Being Black in America: From Twelve Years a Slave and Beyond
By Sara Niles
In the year 1988, Peggy McIntosh published a landmark essay
on ‘white male privilege and white privilege in general, that provided a
revolutionary view of what most White people expected as a result of simply being born ‘White’ or Caucasian: The title
was White Privilege: Unpacking the
Invisible Backpack
The reason this paper was such an illuminating essay in
1988, was because it caused people to take a second look as the way races
viewed not only each other, but how White people viewed the world. In the
essay, it was revealed that a White person learned to expect to be treated a
certain way simply because he or she was White; for example. McIntosh stated
that these perceptions and privileges were both “denied and protected” by those
who enjoyed them, and that those protected privileges
were the total opposites of those of minority races; that being White was not
listed as a defining characteristic of an entire race, and the White race was
used as the ‘In’ group to provide the standard for those of the ‘out’ groups or
races. Even in the year 2014, the word ‘minority’ is applied to most races that
are non-White, and ethnic groups and racial distinctions leave out Whites, with
the presumption that the majority sets the standard that needs no definition or
label.
It is now 2014, over
twenty-five years since McIntosh wrote about White privilege, and six years
since Barak Obama, the first Black president of the United States, was sworn
into office. The racial landscape has changed drastically during the past
couple of decades, and will continue to evolve and change; which leads to a
question that is becoming more prominent: What does it mean to be Black in
America now?
In 1988, being Black in America
meant that you suffered the delayed reaction of a culture that was born during the
times of blatant racial prejudices and injustice, a time when the era of
Integration of the schools was a fresh memory in the minds of many who lived it
firsthand (me included). There were many who still held beliefs that Blacks
were inferior, less intelligent, less courageous and less handsome or beautiful
than their fair skinned and light haired contemporaries; in fact, I remember
when Sidney Poitier and Cicely Tyson broke through many of the preconceived
stereotypes of what Blacks could and could not do. I remember when Diahanne
Carrol was first considered ‘beautiful’ by the standard of White America; and I
also remember when the supermodel arena first opened the doors of its
perception wide enough to see the beauty of Black female models who ranged from
light caramel in complexion, as in Super Model Tyra Banks, to an ever
increasingly dark hue of brownness until
Sudanese born British model, Alex Wek
was pronounced ‘beautiful’, and graced the covers of countless magazines. By
now, it was 1995, and the racial climate in America had undergone an extensive
degree of change toward being the progressive nation that it has been destined
to be, since our forefathers said “every man is …equal”-but we are not there
yet. There is still work to be done before the dark shadow of American slavery
and its years of ugliness, has been removed.
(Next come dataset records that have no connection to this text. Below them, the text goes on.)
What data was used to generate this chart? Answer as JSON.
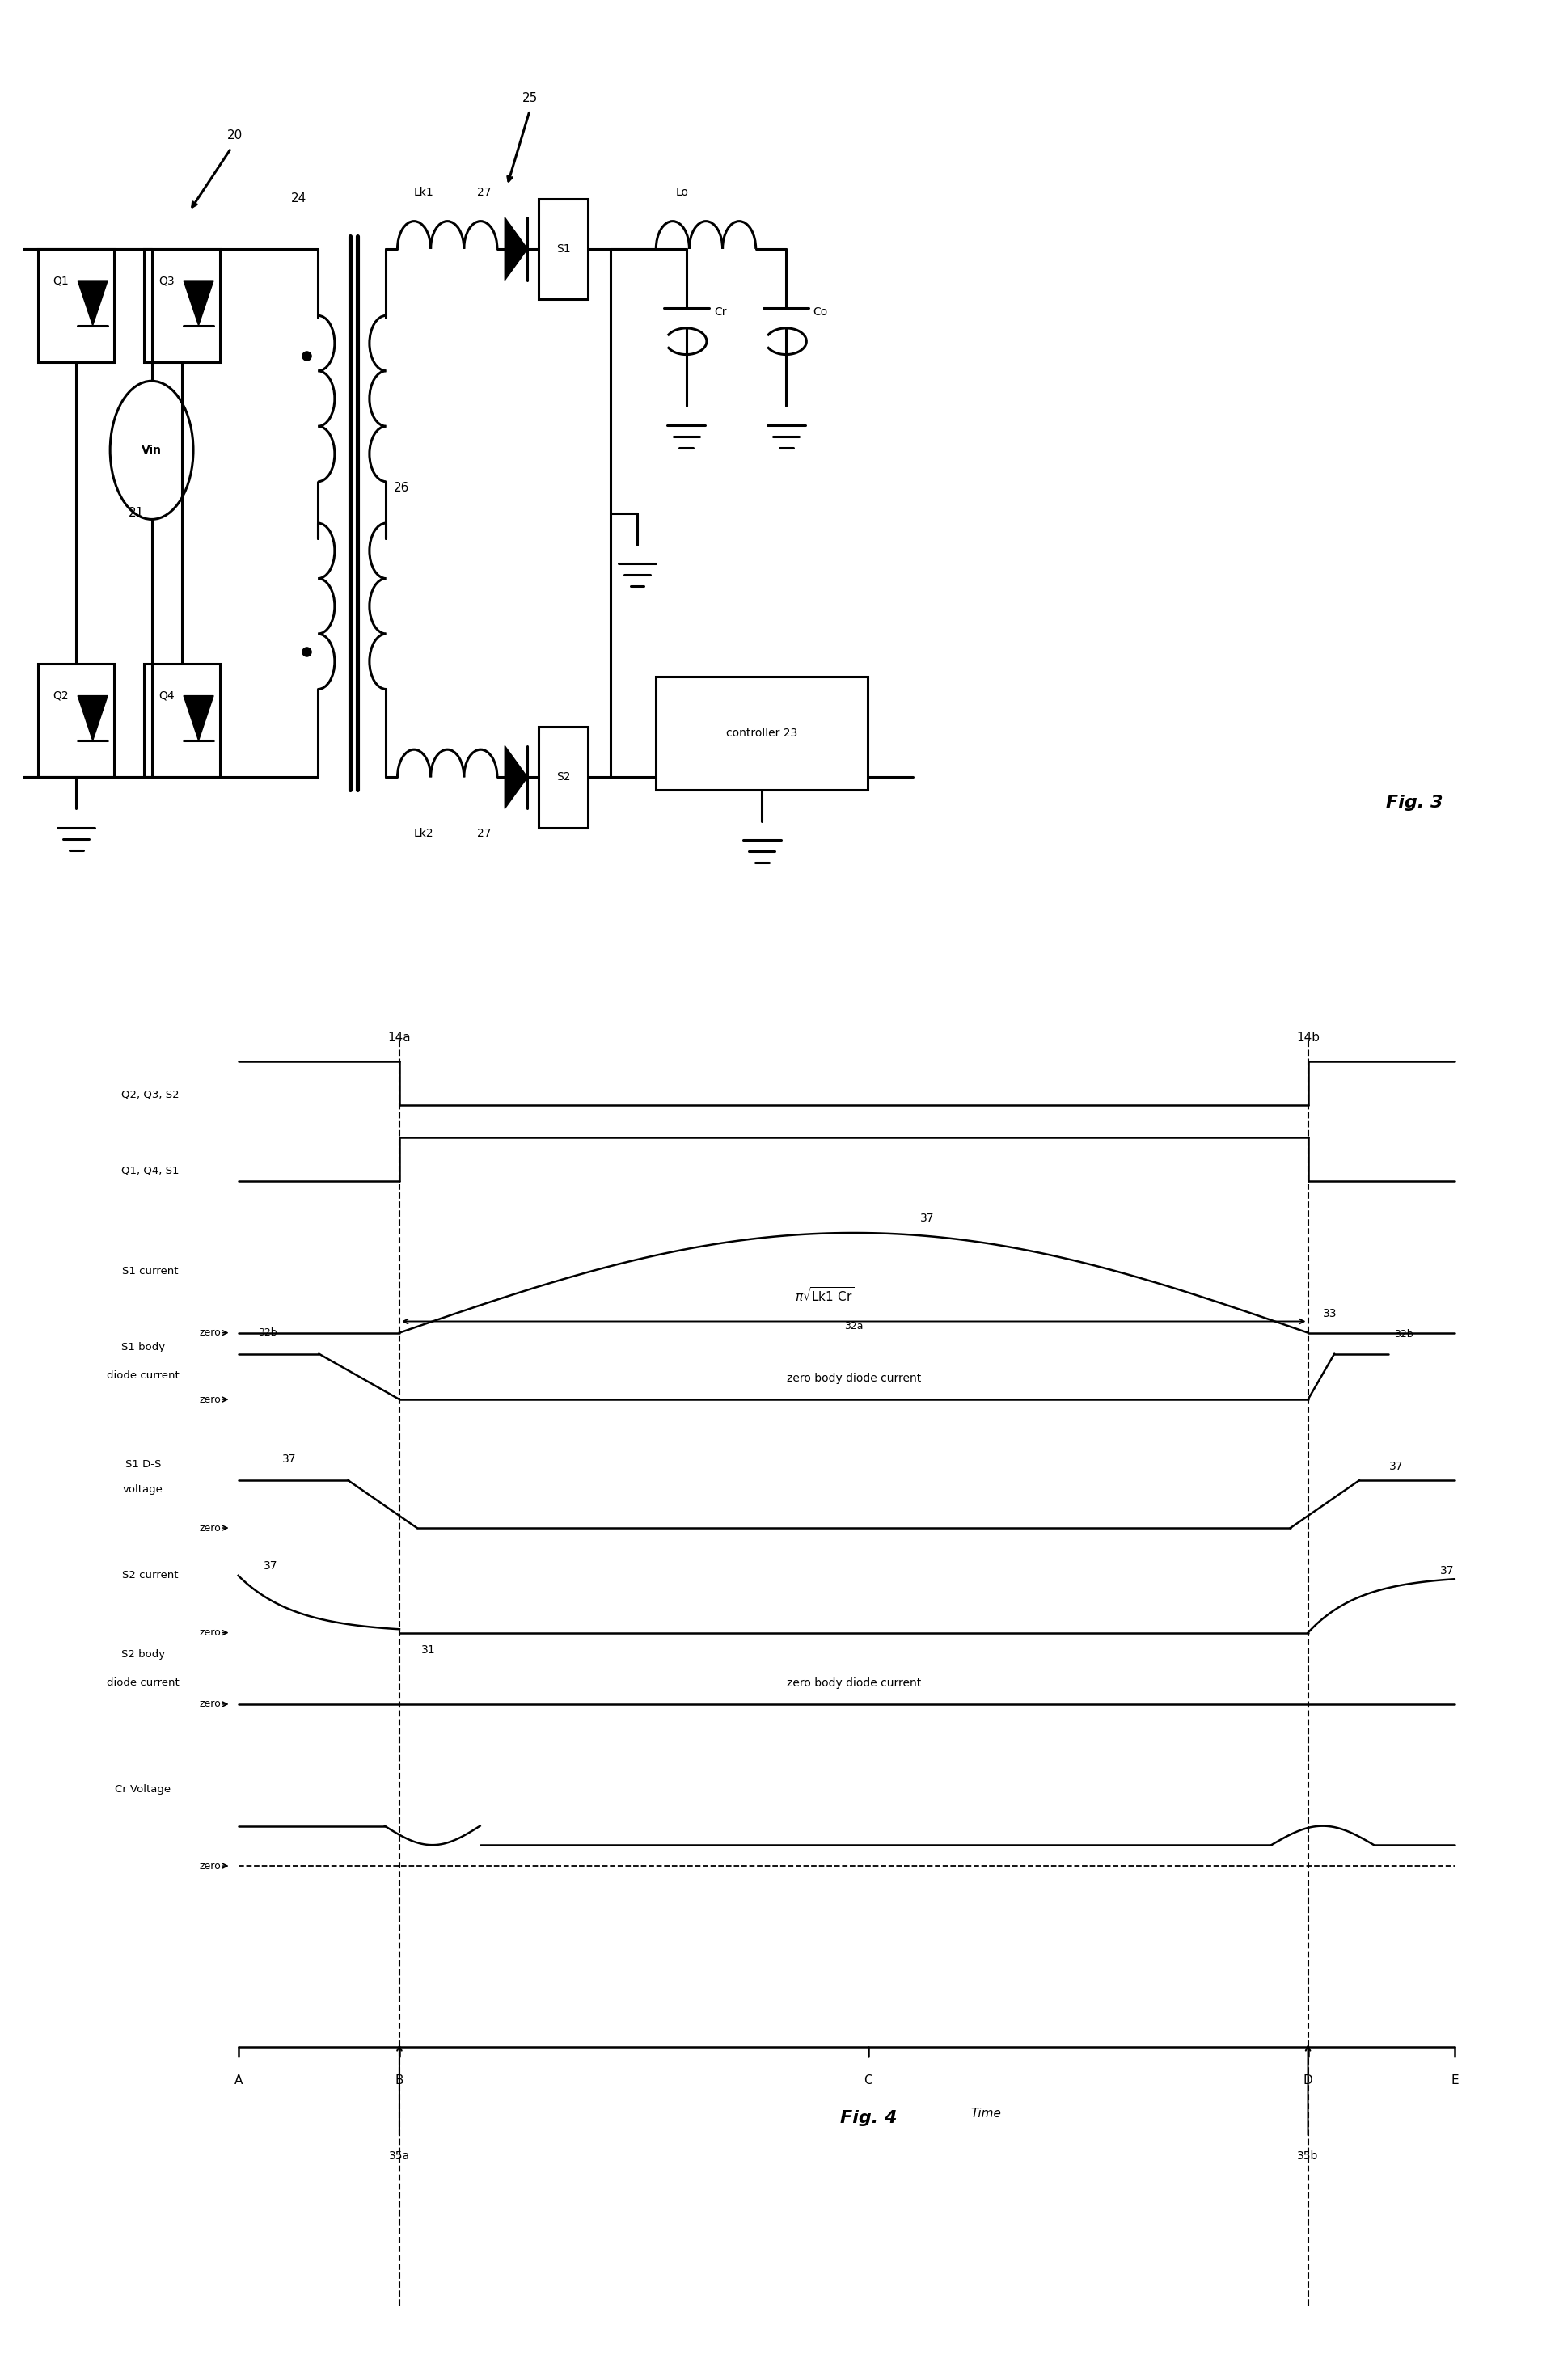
{
  "fig_width": 19.28,
  "fig_height": 29.44,
  "bg_color": "#ffffff",
  "circuit": {
    "vin": "Vin",
    "n20": "20",
    "n21": "21",
    "n24": "24",
    "n25": "25",
    "n26": "26",
    "lk1": "Lk1",
    "lk2": "Lk2",
    "n27a": "27",
    "n27b": "27",
    "s1": "S1",
    "s2": "S2",
    "lo": "Lo",
    "cr": "Cr",
    "co": "Co",
    "q1": "Q1",
    "q2": "Q2",
    "q3": "Q3",
    "q4": "Q4",
    "ctrl": "controller 23",
    "fig3": "Fig. 3"
  },
  "timing": {
    "q2q3s2": "Q2, Q3, S2",
    "q1q4s1": "Q1, Q4, S1",
    "s1curr": "S1 current",
    "s1body1": "S1 body",
    "s1body2": "diode current",
    "s1ds1": "S1 D-S",
    "s1ds2": "voltage",
    "s2curr": "S2 current",
    "s2body1": "S2 body",
    "s2body2": "diode current",
    "crvolt": "Cr Voltage",
    "zero": "zero",
    "n14a": "14a",
    "n14b": "14b",
    "n35a": "35a",
    "n35b": "35b",
    "tA": "A",
    "tB": "B",
    "tC": "C",
    "tD": "D",
    "tE": "E",
    "time": "Time",
    "fig4": "Fig. 4",
    "n37": "37",
    "n33": "33",
    "n31": "31",
    "n32a": "32a",
    "n32b": "32b",
    "pi_lk1cr": "π√Lk1 Cr",
    "zbdc": "zero body diode current"
  }
}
The last frontier: The Black
Man in America, and how he is viewed, is now front and center. The killing of
Trayvon Martin presented a hint of leftover stereotypical fear-because if you
changed the scenario of the teenaged Black child innocently taking a shortcut
home through a White neighborhood, for a blond haired White child doing exactly
the same thing, at the same time and in the same place-it would almost assuredly
have produced a different result, from the reaction of George Zimmerman to the
judgment of the jury. The national perception is still slightly tainted against
the idea of the ‘scary’ Black man; especially if he happens to be ‘dark’ complexioned,
with a hint of Africa, the birthplace of the world, apparent in his coloring.
I just watched the movie Twelve
Years a Slave, an adaption of the 1853 memoir of Solomon Northup, an intense
account of man’s inhumanity against man, and a historical time of grave
injustices against all men born of color, especially those born Black; and I
was driven to reflect upon the changing standards by which America deems one
human’s life to be just as valuable, or equal to that of another. I remembered
Peggy McIntosh landmark work on White Privilege, and realized it has a match in
the Black Man’s lack of automatic privilege; although the scene of racial
equality has drastically changed for the better, the view of the Black Man in
America, still needs work. Until we can see all humans as merely humans, not as
a Red Human or a Green One, and measure all people by the same standards, as
good or bad. Intelligent or beautiful, there is work to do yet.